My very good friend was persuaded to sign up with RTA, having had several telephone calls asking to speak to the company owner and offering to sell his company. Because he wanted to sell, he arranged an appointment for RTA’s representative to come to see him.
RTA’s man arrived, asked lots of questions, looked at the company’s accounts and quoted a value which was higher than a previous value which a potential buyer of my friend’s company had offered some months previously, though that buyer had pulled out.
The rep said that the company would be advertised in trade journals and that my friend was free to advertise his company elsewhere. The rep talked a lot and then presented the contract for signing. He asked for proof of accounts and asked loads of questions during the signing process and did not go though any of the terms of the contract. My friend normally wears glasses for reading but not to look around for paperwork so left his glasses off, so the contract was a blur with such small print. Unfortunately my friend is very trusting and believed everything the rep said.
When my friend told me that he had paid RTA a registration fee up-front, I immediately became suspicious. My friend could not remember any more than the fact that the company was R something and 3 letters, so I searched the Internet. Imagine my horror when I found all the complaints about RTA! I spent quite some time on line and eventually found a load of papers by a past customer of RTA, including the contract. I read the contract (such small print I needed glasses where I don’t normally) and started reading parts of it to my friend. It said that it was a sole selling rights agreement and even if my friend found a buyer for his company elsewhere he would still have to pay RTA a huge commission. He was horrified that he could have signed such a thing but remembered the way the rep kept interrupting when he was reading the contract. He then said how the rep must have been trained to do that, given that the contracts are so limiting. We decided to seek help from a legal advice helpline that he had access to, but they said he was silly for signing the contract as it was a business contract – not helpful! I just had a gut feeling that this couldn’t be right and read all the way through the Daily Mirror articles about RTA being rogues until I found Gill’s story and her e-mail address. I contacted Gill and even managed to get an e-mail from her Barrister.

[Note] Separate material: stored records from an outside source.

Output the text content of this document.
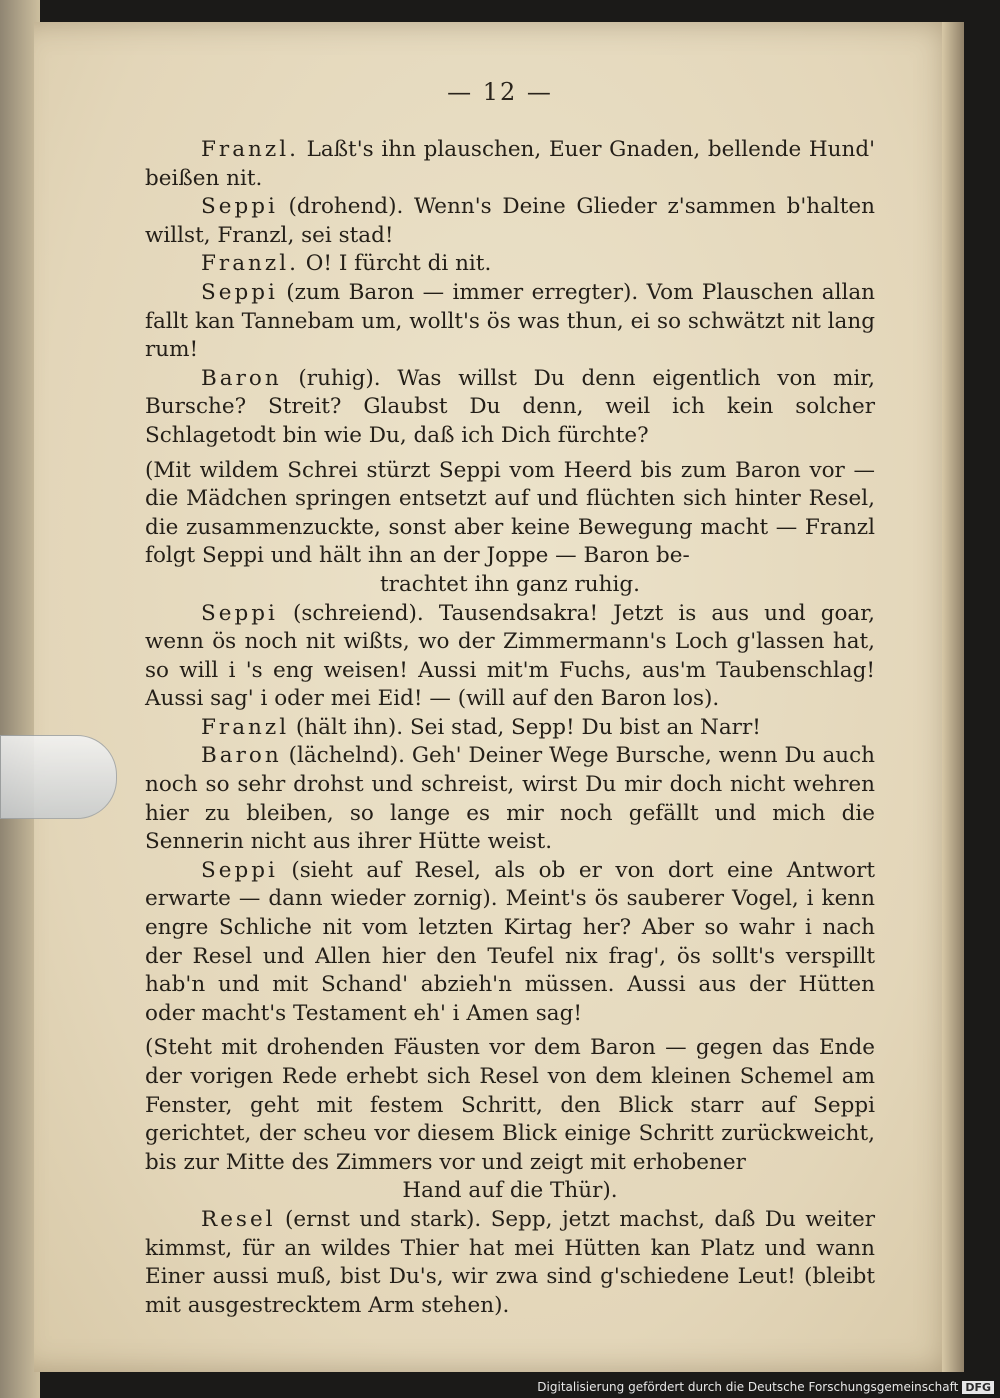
— 12 —

Franzl. Laßt's ihn plauschen, Euer Gnaden, bellende Hund' beißen nit.

Seppi (drohend). Wenn's Deine Glieder z'sammen b'halten willst, Franzl, sei stad!

Franzl. O! I fürcht di nit.

Seppi (zum Baron — immer erregter). Vom Plauschen allan fallt kan Tannebam um, wollt's ös was thun, ei so schwätzt nit lang rum!

Baron (ruhig). Was willst Du denn eigentlich von mir, Bursche? Streit? Glaubst Du denn, weil ich kein solcher Schlagetodt bin wie Du, daß ich Dich fürchte?

(Mit wildem Schrei stürzt Seppi vom Heerd bis zum Baron vor — die Mädchen springen entsetzt auf und flüchten sich hinter Resel, die zusammenzuckte, sonst aber keine Bewegung macht — Franzl folgt Seppi und hält ihn an der Joppe — Baron be-
trachtet ihn ganz ruhig.

Seppi (schreiend). Tausendsakra! Jetzt is aus und goar, wenn ös noch nit wißts, wo der Zimmermann's Loch g'lassen hat, so will i 's eng weisen! Aussi mit'm Fuchs, aus'm Taubenschlag! Aussi sag' i oder mei Eid! — (will auf den Baron los).

Franzl (hält ihn). Sei stad, Sepp! Du bist an Narr!

Baron (lächelnd). Geh' Deiner Wege Bursche, wenn Du auch noch so sehr drohst und schreist, wirst Du mir doch nicht wehren hier zu bleiben, so lange es mir noch gefällt und mich die Sennerin nicht aus ihrer Hütte weist.

Seppi (sieht auf Resel, als ob er von dort eine Antwort erwarte — dann wieder zornig). Meint's ös sauberer Vogel, i kenn engre Schliche nit vom letzten Kirtag her? Aber so wahr i nach der Resel und Allen hier den Teufel nix frag', ös sollt's verspillt hab'n und mit Schand' abzieh'n müssen. Aussi aus der Hütten oder macht's Testament eh' i Amen sag!

(Steht mit drohenden Fäusten vor dem Baron — gegen das Ende der vorigen Rede erhebt sich Resel von dem kleinen Schemel am Fenster, geht mit festem Schritt, den Blick starr auf Seppi gerichtet, der scheu vor diesem Blick einige Schritt zurückweicht, bis zur Mitte des Zimmers vor und zeigt mit erhobener
Hand auf die Thür).

Resel (ernst und stark). Sepp, jetzt machst, daß Du weiter kimmst, für an wildes Thier hat mei Hütten kan Platz und wann Einer aussi muß, bist Du's, wir zwa sind g'schiedene Leut! (bleibt mit ausgestrecktem Arm stehen).

Digitalisierung gefördert durch die Deutsche Forschungsgemeinschaft DFG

By then I had found lots more contract law t that confirmed that it was not necessarily a business contract – instead the courts had ruled that it is a consumer contract when the business owner does not normally deal with marketing, or arranging the buying and selling of businesses. The person who signed relies on RTA (or any other Business Transfer/Business Sales Agent ) to advertise and market. RTA and the other Business/Commercial Agents cannot actually sell your business as they are not the vendor, so the contract is NOT exempt from Consumer laws. The ‘consumer’ ruling isn’t the only way RTA have lost cases – many have been lost on the lack of Due Diligence as per The Money Laundering Regulations, some on the fact that the contracts defy The Estate Agents (Provision of Information) Regulations 1991. Some contracts have had no ‘consideration’ and many contracts have ‘exclusion’ clauses that don’t pass the test of ‘reasonableness’ – or are unbalanced in favour of the Agent – in the Judges’ eyes anyway.
RTA did not respond to the telephone call or the e-mail that my friend sent to query the contract details. So based on the poor service he cancelled. Immediately he got the nasty letters from RTA but because of this sought more legal advice and did more research. By then I was heavily involved with CEBTA group who are trying to fight the extremely limiting contracts that RTA and some other Agents produce.
Jane Jones October 2011
Update March 2012 – RTA did not give up, they served a Court Summons in late November and my friend was due in court at the end of that month. However, he managed to secure a low monetary settlement figure agreeable to RTA. The hope is always that the Judge sees these and other similar Agents for what they are (this has happened in some court cases) as theyoften do not adhere to the Civil Procedure Rules. RTA say they don’t want to keep taking customers to court – after all, that seems to be giving them a very bad name – but they could avoid it by making even fairer contracts and giving a genuinely helpful customer service rather than their chief executive writing letters that say “you have only yourself to blame” – as has happened to so many of their customers.
I urge everyone who has a problem with customer service from Business Sales Agents to contact their local Member of Parliament to campaign for greater regulation, as well as their local Trading Standards Office and other regulatory bodies.